I looked over and saw Jim, he gave me a "thumbs up" to indicate he was fine.
The plane wobbled a bit, then...
FLATTENED OUT AND TOOK OFF LIKE A GUIDED MISSLE! I couldn't believe what I was seeing. It shouldn't be able to do that... but it was. Straight out and straight at Enid OK which was five miles off the end of our runway. I found out later that it did destroy a structure. Nuked it good, but no one was there at the time, since it was 0430 in the morning. And of course the Air Force rebuilt the structure for the owners, better than new.
As for me, I came down in a freshly plowed field and ate approximately 3 lbs. of Oklahoma dirt. Otherwise I was fine. I had to retell this story to the next 5 classes of incoming students, since I was the only pilot on the base that had ejected at the time.
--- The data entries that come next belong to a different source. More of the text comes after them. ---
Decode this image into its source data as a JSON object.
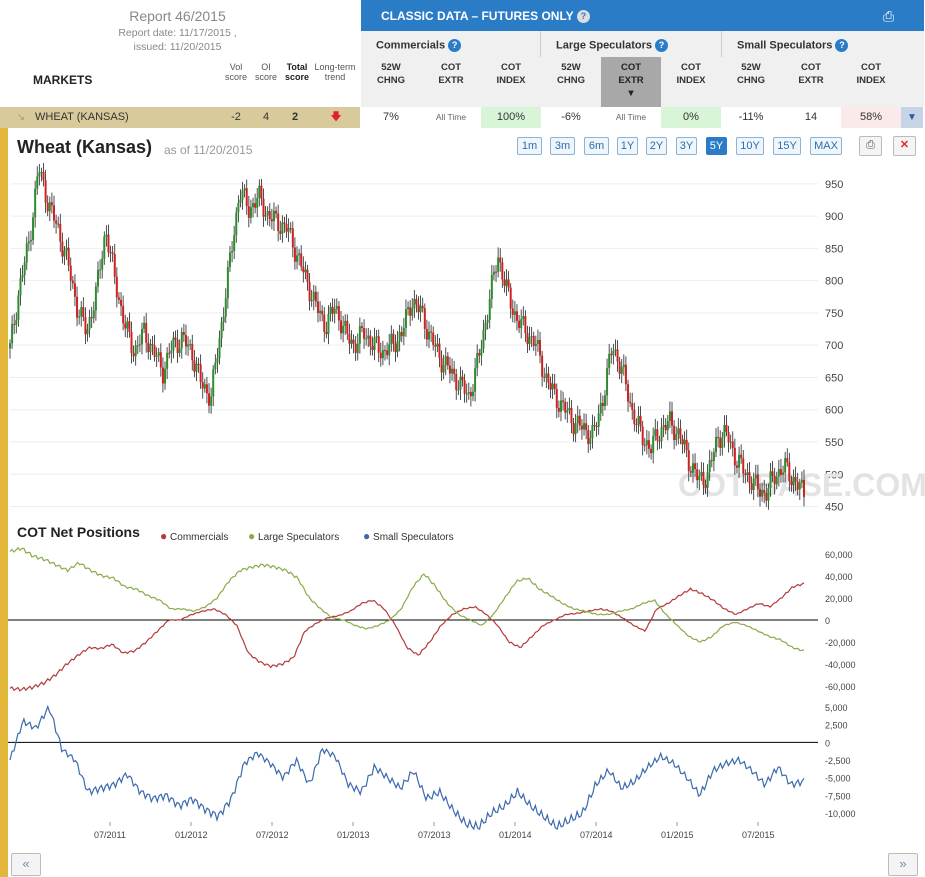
{
  "report": {
    "title": "Report 46/2015",
    "report_date": "Report date: 11/17/2015 ,",
    "issued": "issued: 11/20/2015",
    "markets_label": "MARKETS",
    "col_vol": "Vol score",
    "col_oi": "OI score",
    "col_total": "Total score",
    "col_trend": "Long-term trend"
  },
  "classic": {
    "title": "CLASSIC DATA – FUTURES ONLY",
    "groups": [
      "Commercials",
      "Large Speculators",
      "Small Speculators"
    ],
    "subheaders": [
      {
        "l1": "52W",
        "l2": "CHNG"
      },
      {
        "l1": "COT",
        "l2": "EXTR"
      },
      {
        "l1": "COT",
        "l2": "INDEX"
      },
      {
        "l1": "52W",
        "l2": "CHNG"
      },
      {
        "l1": "COT",
        "l2": "EXTR"
      },
      {
        "l1": "COT",
        "l2": "INDEX"
      },
      {
        "l1": "52W",
        "l2": "CHNG"
      },
      {
        "l1": "COT",
        "l2": "EXTR"
      },
      {
        "l1": "COT",
        "l2": "INDEX"
      }
    ]
  },
  "row": {
    "market": "WHEAT (KANSAS)",
    "vol": "-2",
    "oi": "4",
    "total": "2",
    "cells": [
      "7%",
      "All Time",
      "100%",
      "-6%",
      "All Time",
      "0%",
      "-11%",
      "14",
      "58%"
    ]
  },
  "chart": {
    "title": "Wheat (Kansas)",
    "asof": "as of 11/20/2015",
    "periods": [
      "1m",
      "3m",
      "6m",
      "1Y",
      "2Y",
      "3Y",
      "5Y",
      "10Y",
      "15Y",
      "MAX"
    ],
    "active_period": "5Y",
    "watermark": "COT BASE.COM",
    "cot_title": "COT Net Positions",
    "legend": [
      "Commercials",
      "Large Speculators",
      "Small Speculators"
    ]
  },
  "colors": {
    "commercials": "#b33a3a",
    "large": "#8aab4a",
    "small": "#3b6aad",
    "up": "#2e8b2e",
    "down": "#cc2222",
    "header_blue": "#2a7cc7"
  },
  "chart_data": [
    {
      "type": "candlestick",
      "title": "Wheat (Kansas)",
      "y_ticks": [
        950,
        900,
        850,
        800,
        750,
        700,
        650,
        600,
        550,
        500,
        450
      ],
      "ylim": [
        440,
        990
      ],
      "y": [
        695,
        790,
        860,
        975,
        920,
        880,
        830,
        760,
        720,
        780,
        880,
        800,
        730,
        690,
        720,
        690,
        660,
        700,
        710,
        690,
        640,
        620,
        720,
        830,
        940,
        910,
        930,
        900,
        890,
        880,
        840,
        800,
        760,
        730,
        760,
        720,
        700,
        720,
        700,
        690,
        700,
        720,
        770,
        750,
        710,
        680,
        660,
        640,
        620,
        680,
        760,
        840,
        780,
        740,
        720,
        700,
        650,
        620,
        600,
        580,
        570,
        560,
        620,
        700,
        660,
        600,
        560,
        540,
        570,
        580,
        560,
        520,
        490,
        500,
        560,
        560,
        520,
        500,
        480,
        470,
        500,
        510,
        490,
        470
      ]
    },
    {
      "type": "line",
      "title": "COT Net Positions",
      "y_ticks": [
        60000,
        40000,
        20000,
        0,
        -20000,
        -40000,
        -60000
      ],
      "ylim": [
        -68000,
        68000
      ],
      "series": [
        {
          "name": "Commercials",
          "values": [
            -62000,
            -63000,
            -61000,
            -57000,
            -50000,
            -40000,
            -32000,
            -25000,
            -26000,
            -22000,
            -30000,
            -28000,
            -20000,
            -10000,
            0,
            0,
            5000,
            8000,
            10000,
            5000,
            -5000,
            -30000,
            -38000,
            -42000,
            -40000,
            -34000,
            -10000,
            -3000,
            2000,
            4000,
            8000,
            15000,
            18000,
            10000,
            -5000,
            -25000,
            -32000,
            -20000,
            -5000,
            5000,
            10000,
            12000,
            5000,
            -5000,
            -20000,
            -25000,
            -15000,
            -5000,
            0,
            5000,
            6000,
            8000,
            10000,
            8000,
            2000,
            -5000,
            -10000,
            10000,
            15000,
            22000,
            28000,
            24000,
            18000,
            10000,
            5000,
            10000,
            15000,
            12000,
            20000,
            30000,
            33000
          ]
        },
        {
          "name": "Large Speculators",
          "values": [
            62000,
            65000,
            58000,
            55000,
            50000,
            45000,
            52000,
            45000,
            40000,
            38000,
            30000,
            28000,
            22000,
            18000,
            10000,
            10000,
            8000,
            12000,
            20000,
            35000,
            45000,
            48000,
            50000,
            48000,
            45000,
            38000,
            20000,
            10000,
            2000,
            0,
            -5000,
            -8000,
            -5000,
            0,
            10000,
            30000,
            42000,
            30000,
            15000,
            5000,
            0,
            -5000,
            5000,
            20000,
            35000,
            38000,
            28000,
            22000,
            15000,
            10000,
            8000,
            5000,
            5000,
            8000,
            10000,
            15000,
            18000,
            5000,
            -5000,
            -15000,
            -20000,
            -15000,
            -5000,
            -2000,
            -5000,
            -10000,
            -15000,
            -18000,
            -25000,
            -28000
          ]
        },
        {
          "name": "Small Speculators",
          "values": [
            -2500,
            3000,
            2000,
            5000,
            -1000,
            -2500,
            -7000,
            -6500,
            -6000,
            -4500,
            -7000,
            -8000,
            -7500,
            -9000,
            -8000,
            -9500,
            -10500,
            -8000,
            -3000,
            -1500,
            -3000,
            -5000,
            -2500,
            -6000,
            -1000,
            -2000,
            -6000,
            -7000,
            -3500,
            -5000,
            -6500,
            -4000,
            -8000,
            -7000,
            -9500,
            -11500,
            -12000,
            -10000,
            -9000,
            -7000,
            -9000,
            -10500,
            -12000,
            -11000,
            -10000,
            -6000,
            -4000,
            -6500,
            -5500,
            -3500,
            -2000,
            -3000,
            -5000,
            -7500,
            -4000,
            -3000,
            -2500,
            -4000,
            -6000,
            -3500,
            -6000,
            -5500
          ]
        }
      ]
    }
  ]
}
Jim came down on the power lines, but he was fine too. His only gripe was that some Okies had come along but wouldn't help him climb down unless he gave them his helmet. (A very expensive item that is specifically formed to the individual pilot's head.)
The Air Force's investigation revealed that I had taken a birdstrike to the right engine and that the pieces of broken turbine had traveled over to the other engine and broken it, so I didn't have to pay for a 6 million dollar aircraft! Whew!
We fondly call that, "Giving the plane back to the taxpayers!"

So I lived happily ever after..so far.